Steve Burns
WMAL.com
WASHINGTON – (WMAL) Five D.C. councilmembers are now calling for D.C. Public Schools Chancellor Antwan Wilson to step down, as concern over his flouting of school lottery rules does not appear to be fading away.
The only official to face employment consequences for last Friday’s announcement has been D.C. Deputy Mayor for Education Jennifer Niles, whose resignation was announced by Mayor Muriel Bowser. Bowser ordered Wilson to apologize, saying in a letter to the DCPS community, “I am committed to regaining your trust and continuing the reforms needed to ensure that our students have the tools they need to succeed in the world.”
A report from the District’s Inspector General’s office found Wilson violated the school lottery rules he had written a few months prior when he asked for help in getting his daughter transferred out of the Duke Ellington School for the Arts and into Woodrow Wilson High School. His home is zoned for Dunbar High School, into which his daughter could have transferred with little trouble.

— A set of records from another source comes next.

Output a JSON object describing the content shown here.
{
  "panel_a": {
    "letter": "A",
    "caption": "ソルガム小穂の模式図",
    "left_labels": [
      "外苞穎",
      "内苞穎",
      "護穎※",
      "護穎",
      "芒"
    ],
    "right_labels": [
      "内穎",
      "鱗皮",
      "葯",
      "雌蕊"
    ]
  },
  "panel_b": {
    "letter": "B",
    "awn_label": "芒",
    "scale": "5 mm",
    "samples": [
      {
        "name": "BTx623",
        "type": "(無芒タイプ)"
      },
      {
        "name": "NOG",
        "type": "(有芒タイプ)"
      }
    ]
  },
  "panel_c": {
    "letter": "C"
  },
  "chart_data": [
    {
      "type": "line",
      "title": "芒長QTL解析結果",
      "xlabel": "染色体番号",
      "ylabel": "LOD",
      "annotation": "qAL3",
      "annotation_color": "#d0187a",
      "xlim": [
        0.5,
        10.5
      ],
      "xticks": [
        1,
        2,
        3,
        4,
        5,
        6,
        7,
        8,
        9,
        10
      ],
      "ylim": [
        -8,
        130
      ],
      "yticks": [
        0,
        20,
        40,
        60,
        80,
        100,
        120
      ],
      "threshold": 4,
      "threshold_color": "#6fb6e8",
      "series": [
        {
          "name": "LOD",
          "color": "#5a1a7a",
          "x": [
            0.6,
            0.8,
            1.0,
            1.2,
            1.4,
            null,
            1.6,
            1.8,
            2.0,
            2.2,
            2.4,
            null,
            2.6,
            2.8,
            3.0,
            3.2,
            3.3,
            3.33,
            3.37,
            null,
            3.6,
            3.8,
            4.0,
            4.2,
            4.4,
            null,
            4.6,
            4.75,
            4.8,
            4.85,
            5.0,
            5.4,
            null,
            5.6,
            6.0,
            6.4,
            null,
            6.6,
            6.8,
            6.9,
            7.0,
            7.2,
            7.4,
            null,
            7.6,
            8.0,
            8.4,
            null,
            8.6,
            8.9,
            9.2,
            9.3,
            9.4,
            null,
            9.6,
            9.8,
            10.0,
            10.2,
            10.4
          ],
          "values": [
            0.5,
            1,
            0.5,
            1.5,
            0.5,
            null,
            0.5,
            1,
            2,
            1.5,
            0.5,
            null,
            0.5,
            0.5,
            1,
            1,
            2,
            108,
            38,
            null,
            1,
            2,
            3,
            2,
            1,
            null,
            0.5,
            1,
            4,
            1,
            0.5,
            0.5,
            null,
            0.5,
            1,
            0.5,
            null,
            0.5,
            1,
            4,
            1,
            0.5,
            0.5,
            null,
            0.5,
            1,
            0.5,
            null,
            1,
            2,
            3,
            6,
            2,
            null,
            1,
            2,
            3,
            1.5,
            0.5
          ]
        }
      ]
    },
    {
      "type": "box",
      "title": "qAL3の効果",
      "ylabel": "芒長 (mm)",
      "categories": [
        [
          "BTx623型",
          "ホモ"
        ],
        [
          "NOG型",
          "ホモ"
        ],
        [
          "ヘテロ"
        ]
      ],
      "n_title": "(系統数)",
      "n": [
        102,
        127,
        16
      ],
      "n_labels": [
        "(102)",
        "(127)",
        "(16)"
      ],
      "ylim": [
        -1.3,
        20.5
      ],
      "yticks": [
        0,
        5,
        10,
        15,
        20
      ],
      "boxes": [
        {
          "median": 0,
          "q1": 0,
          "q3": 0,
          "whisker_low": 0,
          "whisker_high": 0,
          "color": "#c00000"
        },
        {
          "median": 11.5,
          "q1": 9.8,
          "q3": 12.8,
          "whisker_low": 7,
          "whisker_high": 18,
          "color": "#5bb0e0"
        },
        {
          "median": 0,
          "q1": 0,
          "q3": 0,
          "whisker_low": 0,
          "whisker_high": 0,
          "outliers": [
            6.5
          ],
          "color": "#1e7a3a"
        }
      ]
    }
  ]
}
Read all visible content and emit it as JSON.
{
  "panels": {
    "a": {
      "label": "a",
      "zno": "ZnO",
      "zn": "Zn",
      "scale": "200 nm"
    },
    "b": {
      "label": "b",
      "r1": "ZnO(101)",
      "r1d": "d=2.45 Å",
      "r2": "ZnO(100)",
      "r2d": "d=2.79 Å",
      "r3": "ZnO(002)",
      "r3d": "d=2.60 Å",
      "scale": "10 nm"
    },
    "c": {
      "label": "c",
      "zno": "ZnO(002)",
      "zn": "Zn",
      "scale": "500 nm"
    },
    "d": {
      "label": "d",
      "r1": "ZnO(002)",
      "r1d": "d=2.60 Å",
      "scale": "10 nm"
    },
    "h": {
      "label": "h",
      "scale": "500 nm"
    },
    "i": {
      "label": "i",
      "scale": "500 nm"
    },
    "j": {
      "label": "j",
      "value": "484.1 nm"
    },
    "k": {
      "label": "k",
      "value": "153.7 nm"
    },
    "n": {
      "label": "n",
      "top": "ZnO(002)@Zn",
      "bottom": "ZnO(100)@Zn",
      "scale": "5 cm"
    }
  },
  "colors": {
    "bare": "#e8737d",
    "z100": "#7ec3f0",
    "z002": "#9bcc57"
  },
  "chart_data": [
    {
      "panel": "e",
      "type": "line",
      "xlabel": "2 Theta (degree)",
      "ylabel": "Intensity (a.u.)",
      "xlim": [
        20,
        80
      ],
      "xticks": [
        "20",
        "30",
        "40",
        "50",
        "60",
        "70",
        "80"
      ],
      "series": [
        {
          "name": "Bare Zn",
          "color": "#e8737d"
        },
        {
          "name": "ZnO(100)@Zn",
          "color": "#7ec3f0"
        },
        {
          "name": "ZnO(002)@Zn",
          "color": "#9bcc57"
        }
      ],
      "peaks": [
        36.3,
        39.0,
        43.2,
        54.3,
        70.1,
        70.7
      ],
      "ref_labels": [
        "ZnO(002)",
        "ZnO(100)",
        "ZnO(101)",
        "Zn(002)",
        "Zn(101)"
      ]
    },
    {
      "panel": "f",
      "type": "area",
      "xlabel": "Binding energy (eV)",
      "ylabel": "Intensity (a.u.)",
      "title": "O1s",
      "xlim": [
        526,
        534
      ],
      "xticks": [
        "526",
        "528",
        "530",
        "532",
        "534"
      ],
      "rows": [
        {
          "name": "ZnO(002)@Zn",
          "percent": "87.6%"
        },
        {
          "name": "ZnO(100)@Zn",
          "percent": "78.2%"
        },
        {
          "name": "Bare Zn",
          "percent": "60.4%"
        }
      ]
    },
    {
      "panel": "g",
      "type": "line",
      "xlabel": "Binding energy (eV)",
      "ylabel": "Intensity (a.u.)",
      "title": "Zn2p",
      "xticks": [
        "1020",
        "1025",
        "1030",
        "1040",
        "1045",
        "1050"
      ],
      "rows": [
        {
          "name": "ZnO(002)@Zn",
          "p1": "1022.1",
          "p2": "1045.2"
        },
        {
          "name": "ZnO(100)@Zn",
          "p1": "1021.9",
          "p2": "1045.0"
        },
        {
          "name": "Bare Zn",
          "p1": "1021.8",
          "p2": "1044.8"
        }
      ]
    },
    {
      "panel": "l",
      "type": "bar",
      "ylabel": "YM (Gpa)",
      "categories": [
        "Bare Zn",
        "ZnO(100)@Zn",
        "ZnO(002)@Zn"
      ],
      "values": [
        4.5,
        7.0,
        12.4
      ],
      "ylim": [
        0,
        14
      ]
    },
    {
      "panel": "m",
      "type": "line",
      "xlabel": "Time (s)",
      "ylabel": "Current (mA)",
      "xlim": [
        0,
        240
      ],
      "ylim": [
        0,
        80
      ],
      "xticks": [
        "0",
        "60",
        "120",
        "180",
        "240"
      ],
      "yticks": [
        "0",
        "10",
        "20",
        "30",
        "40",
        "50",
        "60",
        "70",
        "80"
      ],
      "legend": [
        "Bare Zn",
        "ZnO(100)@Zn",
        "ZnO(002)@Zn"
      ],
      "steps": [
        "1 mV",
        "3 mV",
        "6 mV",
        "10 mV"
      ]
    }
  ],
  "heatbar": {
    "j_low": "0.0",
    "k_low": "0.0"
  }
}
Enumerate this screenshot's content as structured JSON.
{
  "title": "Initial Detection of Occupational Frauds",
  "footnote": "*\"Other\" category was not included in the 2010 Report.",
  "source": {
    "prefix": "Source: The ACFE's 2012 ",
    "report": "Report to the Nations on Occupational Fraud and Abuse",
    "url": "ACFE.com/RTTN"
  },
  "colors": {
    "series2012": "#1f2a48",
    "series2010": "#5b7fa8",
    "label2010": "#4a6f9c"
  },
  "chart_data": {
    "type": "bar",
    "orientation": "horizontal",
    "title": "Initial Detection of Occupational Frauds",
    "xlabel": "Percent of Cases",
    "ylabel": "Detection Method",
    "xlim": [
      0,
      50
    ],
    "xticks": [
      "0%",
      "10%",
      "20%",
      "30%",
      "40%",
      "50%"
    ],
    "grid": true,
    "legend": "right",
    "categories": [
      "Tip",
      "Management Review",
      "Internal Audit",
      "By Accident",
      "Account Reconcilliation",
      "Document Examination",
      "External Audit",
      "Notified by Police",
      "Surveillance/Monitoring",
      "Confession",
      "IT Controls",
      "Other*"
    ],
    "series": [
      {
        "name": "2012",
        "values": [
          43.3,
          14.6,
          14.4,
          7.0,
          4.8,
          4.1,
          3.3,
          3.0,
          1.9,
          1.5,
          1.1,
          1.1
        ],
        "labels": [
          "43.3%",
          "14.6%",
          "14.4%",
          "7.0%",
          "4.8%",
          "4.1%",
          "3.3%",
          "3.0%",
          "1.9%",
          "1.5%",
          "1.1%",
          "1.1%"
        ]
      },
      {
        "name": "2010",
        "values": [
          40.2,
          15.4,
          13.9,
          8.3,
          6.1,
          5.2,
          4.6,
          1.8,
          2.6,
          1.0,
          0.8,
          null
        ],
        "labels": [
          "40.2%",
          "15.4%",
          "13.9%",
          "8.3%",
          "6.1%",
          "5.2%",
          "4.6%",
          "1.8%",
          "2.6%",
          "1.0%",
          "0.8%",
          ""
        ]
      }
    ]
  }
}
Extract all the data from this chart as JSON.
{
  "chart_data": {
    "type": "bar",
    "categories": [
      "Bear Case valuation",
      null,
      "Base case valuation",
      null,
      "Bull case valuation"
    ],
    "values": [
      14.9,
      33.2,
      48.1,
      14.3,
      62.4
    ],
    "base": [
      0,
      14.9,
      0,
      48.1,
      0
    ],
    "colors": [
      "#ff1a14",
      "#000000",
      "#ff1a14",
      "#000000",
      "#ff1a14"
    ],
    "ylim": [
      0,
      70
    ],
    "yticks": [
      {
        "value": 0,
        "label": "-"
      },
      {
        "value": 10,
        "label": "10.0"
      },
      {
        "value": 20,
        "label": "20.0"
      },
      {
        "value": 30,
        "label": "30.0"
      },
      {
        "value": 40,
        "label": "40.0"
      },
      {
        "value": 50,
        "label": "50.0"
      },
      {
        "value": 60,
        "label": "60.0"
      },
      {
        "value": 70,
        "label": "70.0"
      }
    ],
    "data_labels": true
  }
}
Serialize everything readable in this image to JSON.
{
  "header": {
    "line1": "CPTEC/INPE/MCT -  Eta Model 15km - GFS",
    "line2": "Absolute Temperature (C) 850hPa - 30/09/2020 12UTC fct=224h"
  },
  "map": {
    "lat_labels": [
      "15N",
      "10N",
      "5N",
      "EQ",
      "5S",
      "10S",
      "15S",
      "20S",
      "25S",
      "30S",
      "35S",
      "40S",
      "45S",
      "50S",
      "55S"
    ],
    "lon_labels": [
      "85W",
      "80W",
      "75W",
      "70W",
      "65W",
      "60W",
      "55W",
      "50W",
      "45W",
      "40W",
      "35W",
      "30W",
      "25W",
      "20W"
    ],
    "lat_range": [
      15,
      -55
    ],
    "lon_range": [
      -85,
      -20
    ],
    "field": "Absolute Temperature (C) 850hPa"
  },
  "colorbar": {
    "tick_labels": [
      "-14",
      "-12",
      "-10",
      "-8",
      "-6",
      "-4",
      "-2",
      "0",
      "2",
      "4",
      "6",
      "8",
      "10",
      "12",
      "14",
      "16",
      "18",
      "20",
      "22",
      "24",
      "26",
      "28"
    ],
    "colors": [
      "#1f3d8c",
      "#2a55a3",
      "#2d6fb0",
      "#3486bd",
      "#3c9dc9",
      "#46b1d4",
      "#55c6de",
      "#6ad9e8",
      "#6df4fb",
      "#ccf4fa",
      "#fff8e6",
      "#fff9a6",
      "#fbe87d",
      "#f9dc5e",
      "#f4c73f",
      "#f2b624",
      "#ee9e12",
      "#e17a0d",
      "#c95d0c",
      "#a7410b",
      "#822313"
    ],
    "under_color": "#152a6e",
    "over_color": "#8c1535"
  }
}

“He shouldn’t have done it,” D.C. State Board of Education member Ruth Wattenberg told WMAL. “I do think it’s going to be hard for him to regain the trust necessary and the credibility necessary to make the big moves that our system needs.”
The five councilmembers calling for Wilson’s ouster are Robert White, Vince Gray, Charles Allen, Elissa Silverman, and Mary Cheh. Cheh’s statement cited not only Wilson’s lottery indiscretion, but more wide-ranging issues.
“He is committed to following the same flawed system that has led us to graduating students who are not at all ready for college or careers and, in some cases, are functionally illiterate, a continued and even widening achievement gap, demoralized teachers and one of the highest teacher turnover rates in the nation, social promotions, a loss of confidence in honest and truthful reporting, top-down administration with little room for creativity and flexibility, and a fixation on numbers rather than real educational achievement,” her statement read.
Wattenberg agreed, saying there needs to be change regardless of who is at the top.
“Whether he stays or whether he doesn’t stay, we really need to fix the way we oversee our schools. We need to fix the strategy behind it,” she said.
The Board of Education has been stripped of much of its authority, with all personnel and directives coming from the Mayor’s office in what Wattenberg called “one narrow cone.”
“There’s nobody on the outside overseeing it, monitoring it,” she said. “There’s no checks and balances.”
The systemic problems were laid bare in a report from the Office of the State Superintendent last month. It found about a third of DCPS’ 2017 high school graduates should not have been eligible to graduate. The report found the system widely misused credit recovery programs and, in some cases, inflated attendance numbers.
Responsibility was largely placed on Wilson’s predecessor, Kaya Henderson. Wilson has been on the job for just over a year.
“We’ve taken away from the schools and the teachers and the principals the discretion that’s necessary to make policies work,” Wattenberg said. “The system’s been run largely by top-down mandates, and that’s not how you educate kids.”